Je ne sais même pas si les électeurs de canton se trouveraient satisfaits de leur lot, s'ils n'aspireraient pas à élire eux-mêmes les députés. Je me rappelle cette distinction de citoyens actifs et passifs, imprudemment établie par une de nos assemblées; je songe aux envahissements qui en furent la suite, et j'en reviens à la Charte, plus convaincu encore de sa sagesse et de sa pré

voyance.

Si l'on me demande ce que je prétends substituer aux projets de loi que je combats,je réponds qu'il me paraît presque impossible de produire un nouveau projet quand on en a changé toutes les bases. Je demanderai du moins que nous portions une résolution qui soit en harmonie avec la Charte; mais je préférerais que l'on tînt aux colléges d'arrondissement où le gouvernement peut excercer une salutaire influence. Ecartons-nous le moins possible du système d'élections directes. Par exemple, les collèges d'arrondissement pourraient présenter des candidats à la Chambre des députés, les colléges de département choisiraient dans le nombre de ces candidats; par ce moyen, la règle fondamentale serait conservée. Si, dans les premiers choix, l'intérêt local avait prévalu, le gouvernement serait encore à temps de réparer les erreurs lors des choix définitifs.

Je fais ici ma profession de foi. Ce que je crains le moins dans notre système représentatif, c'est l'influence de la couronne et des ministres du Roi. Je pose en fait que le ministère eût-il seul produit le choix des membres d'une Chambre des députés, il ne l'aurait pas encore toute pour lui. Cette vérité sera sentie par ceux qui ont observé les effets de la contrariété humaine.

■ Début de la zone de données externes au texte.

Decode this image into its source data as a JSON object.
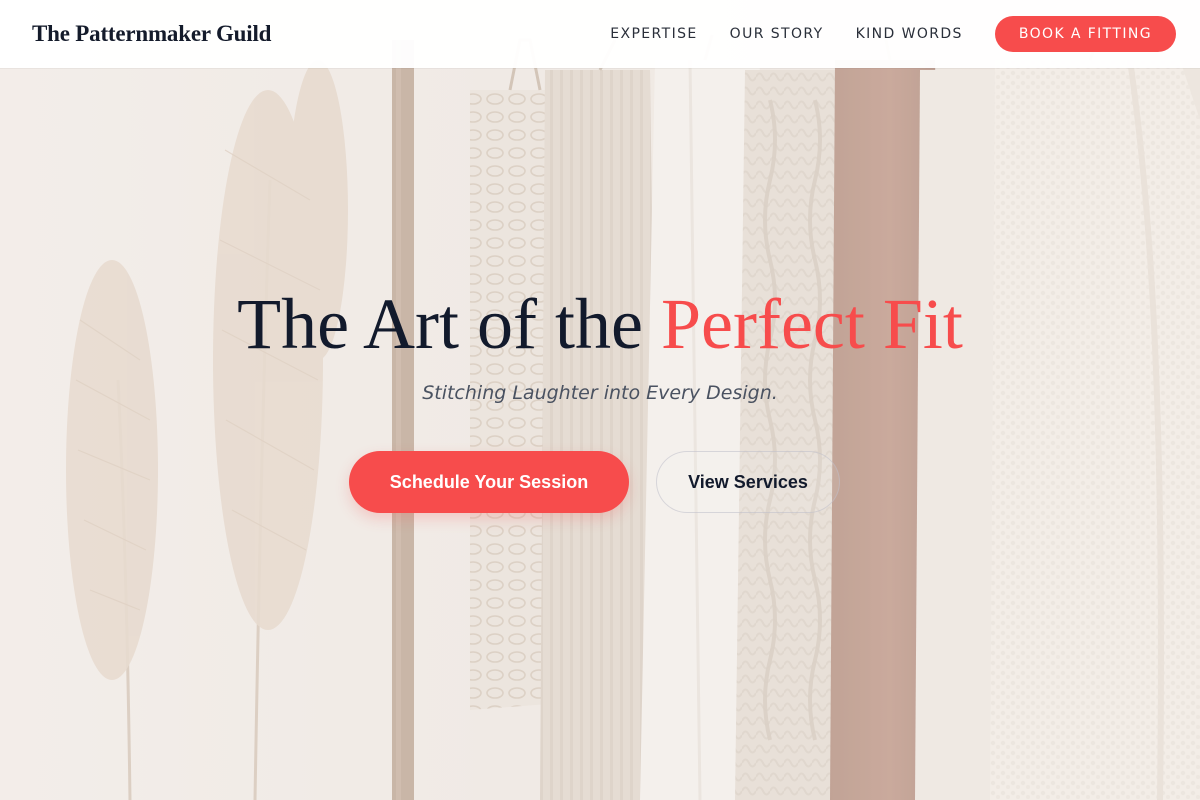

Quant à l'âge requis pour l'admission des députés dans la Chambre élective, je me plais à reconnaître que l'esprit de la Charte a inspiré votre commission. Elle a senti que la maturité éloigne les rêves d'une perfection chimérique et des idées d'indépendance qui sourient trop à la jeunesse inexpérimentée; qu'il est essentiel d'avoir des députés parvenus à cette époque de la vie où l'on commence à sentir le prix du repos, de la stabilité pour soi-même et pour ses descendants, âge en un mot qui prête davantage à l'influence de la

couronne.

Mais par le même motif, je ne partage point son opinion sur le nombre de députés dont la Chambre doit être composée, car ici l'âge se lie nécessairement au nombre ; autrement ce que l'on gagnerait de garantie dans un cas, se trouverait perdu dans l'autre.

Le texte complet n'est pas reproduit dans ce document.